USDA’s “PLANTS” database is amazing!

Did you know the United States Department of Agriculture (USDA) maintains the world’s most widely used online plant educational system in the world? The USDA’s Natural Resources Conservation Service (NRCS) hosts a massive online plant database, called “PLANTS” that provides anything you would ever want to know about the vascular plants, mosses, liverworts, hornworts and lichens of the U.S. and its territories. According to the website, the database includes names, plant symbols, checklists, distributional data, species abstracts, characteristics, images, crop information, automated tools, onward Web links, and references. Plus, there are 40,000+ gorgeous high resolution plant images available for personal or educational use.

PLANTS is a collaborative effort of the USDA NRCS National Plant Data Center (NPDC), the USDA NRCS Information Technology Center (ITC), the USDA National Information Technology Center (NITC) and many other partners. The information exists primarily to promote land conservation in the United States, but academics and the public are welcome.

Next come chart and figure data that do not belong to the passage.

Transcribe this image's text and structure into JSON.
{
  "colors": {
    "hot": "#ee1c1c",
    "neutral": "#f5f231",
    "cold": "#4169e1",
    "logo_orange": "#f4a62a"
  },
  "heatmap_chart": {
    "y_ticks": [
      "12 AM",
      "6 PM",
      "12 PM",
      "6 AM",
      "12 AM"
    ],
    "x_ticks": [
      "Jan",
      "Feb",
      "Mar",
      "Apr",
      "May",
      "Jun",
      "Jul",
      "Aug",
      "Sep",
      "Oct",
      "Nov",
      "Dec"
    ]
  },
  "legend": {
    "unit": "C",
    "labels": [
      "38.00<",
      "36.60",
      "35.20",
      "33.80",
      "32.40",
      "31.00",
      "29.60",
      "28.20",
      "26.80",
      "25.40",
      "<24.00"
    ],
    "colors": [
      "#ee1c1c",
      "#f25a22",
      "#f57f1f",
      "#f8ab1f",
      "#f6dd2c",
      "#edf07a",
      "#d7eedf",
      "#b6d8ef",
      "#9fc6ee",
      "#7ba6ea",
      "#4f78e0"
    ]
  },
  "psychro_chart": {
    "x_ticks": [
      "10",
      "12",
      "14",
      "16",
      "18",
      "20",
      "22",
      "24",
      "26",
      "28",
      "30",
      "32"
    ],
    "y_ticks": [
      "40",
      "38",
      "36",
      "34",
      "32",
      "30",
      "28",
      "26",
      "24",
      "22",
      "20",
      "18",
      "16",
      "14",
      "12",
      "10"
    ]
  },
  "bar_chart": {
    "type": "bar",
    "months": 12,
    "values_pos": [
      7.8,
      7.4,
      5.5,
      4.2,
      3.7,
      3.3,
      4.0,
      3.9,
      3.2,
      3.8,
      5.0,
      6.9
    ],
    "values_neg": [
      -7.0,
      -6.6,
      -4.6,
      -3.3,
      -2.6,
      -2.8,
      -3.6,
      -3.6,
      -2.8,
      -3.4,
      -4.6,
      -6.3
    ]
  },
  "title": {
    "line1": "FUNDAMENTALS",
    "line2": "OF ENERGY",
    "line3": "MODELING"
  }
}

Just how popular is the USDA-NRCS PLANTS database? Try 70,000,000 hits and 1.8 million users per month! Are you a gardener? Did you see a weird plant you want to identify? Want to check out the plant of the week? Here are some things you can do at PLANTS:

  • See a list of plants in your state
  • Learn about the wetland plants in your region
  • Learn about all the endangered plants of the US
  • Learn about noxious and invasive plants
  • Search for and view images of plants
  • Upload your own images to the plant database
  • Read and print abstracts about important conservation plants
  • Download posters
  • Get ecological descriptions of sites from around the country
  • Choose plants for particular land conservation purposes

There are a lot of fantastic online government resources available to the public free of charge. I’m hoping to dig up more in the coming months.